26 febbraio 2010 10:27

Il candidato presidente inaugura la nuova sede locale del PdL

La visita del candidato presidente alla regione Puglia del PdL, Rocco Palese, è iniziata con il taglio del nastro per inaugurare la nuova sede del Popolo della Libertà di San Nicandro Garganico. Palese è stato accompagnato dal coordinatore Provinciale del PdL Gabriele Mazzone e dal candidato locale per il consiglio regionale Gianmario Zaccagnino.

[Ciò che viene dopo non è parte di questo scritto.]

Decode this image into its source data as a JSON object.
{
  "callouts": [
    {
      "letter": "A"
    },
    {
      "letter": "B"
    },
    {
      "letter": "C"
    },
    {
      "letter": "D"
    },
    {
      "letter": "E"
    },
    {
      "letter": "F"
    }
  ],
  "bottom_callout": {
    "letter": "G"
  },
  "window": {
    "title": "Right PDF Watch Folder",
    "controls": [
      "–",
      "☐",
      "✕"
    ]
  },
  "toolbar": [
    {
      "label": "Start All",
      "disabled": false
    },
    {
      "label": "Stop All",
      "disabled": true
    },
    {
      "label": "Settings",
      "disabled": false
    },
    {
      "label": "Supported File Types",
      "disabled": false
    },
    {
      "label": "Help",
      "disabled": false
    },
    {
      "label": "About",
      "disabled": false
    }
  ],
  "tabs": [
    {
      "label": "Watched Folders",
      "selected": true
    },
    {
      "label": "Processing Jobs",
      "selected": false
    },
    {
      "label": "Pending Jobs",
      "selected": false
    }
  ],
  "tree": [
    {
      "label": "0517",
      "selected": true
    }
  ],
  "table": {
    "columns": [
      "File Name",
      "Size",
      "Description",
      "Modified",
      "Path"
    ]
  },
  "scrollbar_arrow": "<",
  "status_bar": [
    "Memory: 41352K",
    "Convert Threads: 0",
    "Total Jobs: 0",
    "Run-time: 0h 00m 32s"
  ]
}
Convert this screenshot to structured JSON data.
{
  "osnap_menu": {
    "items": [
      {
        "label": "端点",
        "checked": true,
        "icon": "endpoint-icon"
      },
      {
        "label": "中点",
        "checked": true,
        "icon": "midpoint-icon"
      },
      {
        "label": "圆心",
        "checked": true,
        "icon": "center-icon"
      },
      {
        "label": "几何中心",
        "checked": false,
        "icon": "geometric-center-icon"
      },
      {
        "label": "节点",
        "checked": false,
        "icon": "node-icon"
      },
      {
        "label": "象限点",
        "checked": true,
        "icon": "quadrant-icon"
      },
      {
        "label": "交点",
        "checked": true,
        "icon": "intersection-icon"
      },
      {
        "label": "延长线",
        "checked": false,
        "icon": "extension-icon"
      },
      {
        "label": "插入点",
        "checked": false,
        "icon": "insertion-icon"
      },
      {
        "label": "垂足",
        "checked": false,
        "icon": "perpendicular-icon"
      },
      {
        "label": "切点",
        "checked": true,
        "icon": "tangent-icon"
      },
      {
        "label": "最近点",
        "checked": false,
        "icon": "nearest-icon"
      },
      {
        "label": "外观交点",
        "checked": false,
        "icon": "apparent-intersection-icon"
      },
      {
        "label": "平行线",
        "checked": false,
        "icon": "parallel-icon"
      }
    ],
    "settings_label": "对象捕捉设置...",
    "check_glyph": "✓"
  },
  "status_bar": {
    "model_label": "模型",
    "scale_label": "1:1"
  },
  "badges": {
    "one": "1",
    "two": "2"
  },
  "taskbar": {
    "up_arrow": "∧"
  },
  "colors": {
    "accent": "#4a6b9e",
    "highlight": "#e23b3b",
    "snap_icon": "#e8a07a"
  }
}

I candidati sono stati presentati da Patrizia Callegher, del coordinamento sezionale del PdL locale, che inizia con una breve introduzione: “Rocco è una persona che ha dato il filo da torcere a Nichi Vendola, è una persona che finalmente farà gli interessi della Puglia e spero che faccia gli interessi di San Nicandro Garganico che in questo momento è in una condizione disperata per la mala amministrazione regionale del signor Nichi Vendola e per la nostra Amministrazione Comunale che ha dato l’ok ad una discarica in una regione del Gargano, che è Parco Nazionale, che è zona turistica, che è zona agricola e che ha una serie di bellezze naturali meravigliose che vengono distrutte da questa scellerata amministrazione”.

Prende la parola Zaccagnino, che da il benvenuto a Palese in qualità di coordinatore cittadino: “Ti diamo il benvenuto caro Rocco. Speriamo che la Regione Puglia ti veda presidente perché tu sei colui che ci può rappresentare tutti quanti, tu sei la nostra ancora di salvezza”. Poi prosegue: “Noi speriamo in te, tu sarai la nostra guida. Con te speriamo di rivederci per dirti tutti i nostri problemi, che già comunque conosci. Speriamo di rivederti presto come presidente della Regione Puglia”.

Inizia quindi a parlare Rocco Palese:”Vi ringrazio di tanta partecipazione e di tanto affetto. Stiamo costruendo una coalizione molto forte, con 6 liste”. Poi prosegue: “Mi fa piacere essere in particolare nel Gargano, perché c’è necessità di fare informazione”.

Partono dunque le accuse sull’operato del presidente uscente Vendola: “Durante questi 5 anni ci sono state delle penalizzazioni forti nei confronti di tutti i cittadini pugliesi. Mi riferisco al problema in particolare del salario sociale. E’ stata una violenza e un tradimento di fiducia nei confronti di tanti giovani che realmente ci avevano creduto. Dopo 5 anni sfidiamo Vendola a portarci un giovane che ha avuto il salario sociale”. Le critiche arrivano anche sul fronte della salute: “promise che se avesse vinto le elezioni avrebbe eliminato il ticket dei farmaci a tutti i pugliesi.”

Accuse anche sul settore agricolo, una risorsa fondamentale per la città: “Prendiamo l’agricoltura, visto che siete un paese prettamente agricolo. Sta compiendo un vero e proprio omicidio. Ha il piano di sviluppo rurale, 1,6 miliardi di euro in cassa, a partire dal 2007 ha speso solo 180 milioni di euro. Impedisce a tutti gli agricoltori una ristrutturazione delle aziende, di comprare trattori, di comprare altra nuova tecnologia, oppure di innovarsi rispetto ai mercati a vantaggio dei prodotti.”

“Poi ci sono i danni diretti nei confronti del Gargano, che sono danni aggiuntivi. L’intera provincia di Foggia è stata abbandonata a se stessa. Sfidiamo Vendola a venire a raccontare che cosa ha fatto per questa provincia in 5 anni. E la popolazione del Gargano, più danneggiamento che hanno avuto 3 anni fa quando è andato alla Borsa Internazionale del Turismo a dire che il Gargano era bello per le sue bellezze naturali ma che però era pieno di gente in doppio petto di malavitosi. Ha detto questo offendendovi e creando un danno incredibile”.

Segue alla conclusione del discorso un brindisi alla sezione di San Nicandro. Dopo che il candidato va via per altri impegni ad Apricena continua l’inaugurazione della sede con la benedizione da parte dell’arciprete don Vincenzino Palmieri.